Annesiyle, babasıyla, kardeşleriyle, eşiyle ve sonrasında tüm toplumla bir yüzleşme yaşadığını dile getiren Rojin Habibi, “Benim Şehrimde” adlı filmde rol alan ilk kadın olduğunu söyledi. Toplumun kadın ve kız çocuklarına yönelik bakış açısını kırmaya çalıştığını vurgulayan Rojin Habibi, “Bu kısıtlamaların beni kenara itmesine izin vermedim. Birçok kadına okuma yazma öğrettim ve onları iyi bir gelecek için eğittim. Bir kadın grubu kurdum ve kadın yazarların eserlerini yayınlamaları için şartlar sağladık ve kadınların edebiyatta yer almaları için onlara maddi destek sağladım. Yazarın silahı kalemidir, kalemimizle mücadele eder, acılarımızı, arzularımızı herkesin okuması için yazarız” dedi.

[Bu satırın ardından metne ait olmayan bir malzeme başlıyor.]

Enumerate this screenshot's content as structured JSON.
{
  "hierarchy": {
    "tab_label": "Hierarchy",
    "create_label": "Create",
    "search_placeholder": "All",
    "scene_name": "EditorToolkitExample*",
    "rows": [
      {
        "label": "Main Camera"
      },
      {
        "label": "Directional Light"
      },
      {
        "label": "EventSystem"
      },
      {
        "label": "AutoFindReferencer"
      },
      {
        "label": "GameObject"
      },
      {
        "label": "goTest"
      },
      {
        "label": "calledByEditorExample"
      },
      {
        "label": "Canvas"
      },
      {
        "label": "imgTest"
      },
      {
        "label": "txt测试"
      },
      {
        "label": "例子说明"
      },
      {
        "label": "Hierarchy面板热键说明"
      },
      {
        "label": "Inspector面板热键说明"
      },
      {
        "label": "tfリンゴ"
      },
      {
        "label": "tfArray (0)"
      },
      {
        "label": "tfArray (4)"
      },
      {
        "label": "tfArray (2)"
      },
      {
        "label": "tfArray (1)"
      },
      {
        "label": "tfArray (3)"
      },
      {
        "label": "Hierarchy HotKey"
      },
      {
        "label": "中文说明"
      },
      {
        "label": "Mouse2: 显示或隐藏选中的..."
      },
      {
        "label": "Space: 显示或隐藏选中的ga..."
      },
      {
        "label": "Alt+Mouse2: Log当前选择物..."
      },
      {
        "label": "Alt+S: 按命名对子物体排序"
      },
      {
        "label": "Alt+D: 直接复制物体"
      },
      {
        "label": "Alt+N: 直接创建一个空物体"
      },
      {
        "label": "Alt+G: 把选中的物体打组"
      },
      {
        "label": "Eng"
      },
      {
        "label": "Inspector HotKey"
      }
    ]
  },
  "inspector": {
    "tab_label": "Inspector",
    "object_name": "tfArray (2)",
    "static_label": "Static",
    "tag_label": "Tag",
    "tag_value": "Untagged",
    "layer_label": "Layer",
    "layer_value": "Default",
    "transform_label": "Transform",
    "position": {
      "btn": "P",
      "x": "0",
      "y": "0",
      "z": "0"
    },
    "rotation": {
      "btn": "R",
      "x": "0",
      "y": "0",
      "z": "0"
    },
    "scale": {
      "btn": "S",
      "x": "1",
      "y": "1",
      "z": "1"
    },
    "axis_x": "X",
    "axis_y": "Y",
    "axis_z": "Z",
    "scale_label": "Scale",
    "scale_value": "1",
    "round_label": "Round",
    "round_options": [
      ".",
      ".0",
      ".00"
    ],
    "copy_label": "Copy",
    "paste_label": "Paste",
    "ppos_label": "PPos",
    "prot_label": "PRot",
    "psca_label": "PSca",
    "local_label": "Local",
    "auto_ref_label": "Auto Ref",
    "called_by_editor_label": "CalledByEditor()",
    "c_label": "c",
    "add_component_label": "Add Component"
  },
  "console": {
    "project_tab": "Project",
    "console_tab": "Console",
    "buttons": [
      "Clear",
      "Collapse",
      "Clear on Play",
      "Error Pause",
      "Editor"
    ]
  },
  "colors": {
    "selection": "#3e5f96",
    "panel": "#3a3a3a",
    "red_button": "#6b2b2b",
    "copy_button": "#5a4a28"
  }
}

‘Jina Mahsa Amini ayaklanması tüm alanları etkiledi’

İran’da Jina Mahsa Amini’nin katledilmesi ardından başlayan ayaklanmayı değerlendiren Rojin Habibi, sözlerini şöyle sürdürdü: “Jina Mahsa Amini ayaklanması sanat alanı başta olmak üzere tüm alanları büyük ölçüde etkiledi. Kadın yazar ve şairler, toplumsal değişimlerine ayak uydurmuş ve bu değişim sadece sanatta değil toplumun kadınlarla olan iletişim ve ilgilenme biçiminde de kendisini göstermiştir. Örneğin sanatsal alanda kadınlara yönelik bakış açısı değişti. Bu ayaklanma İran'daki ataerkil topluma bir darbe oldu. Bu başkaldırı ile kadınların seslerinin yükseldiğine tanık oluyoruz.”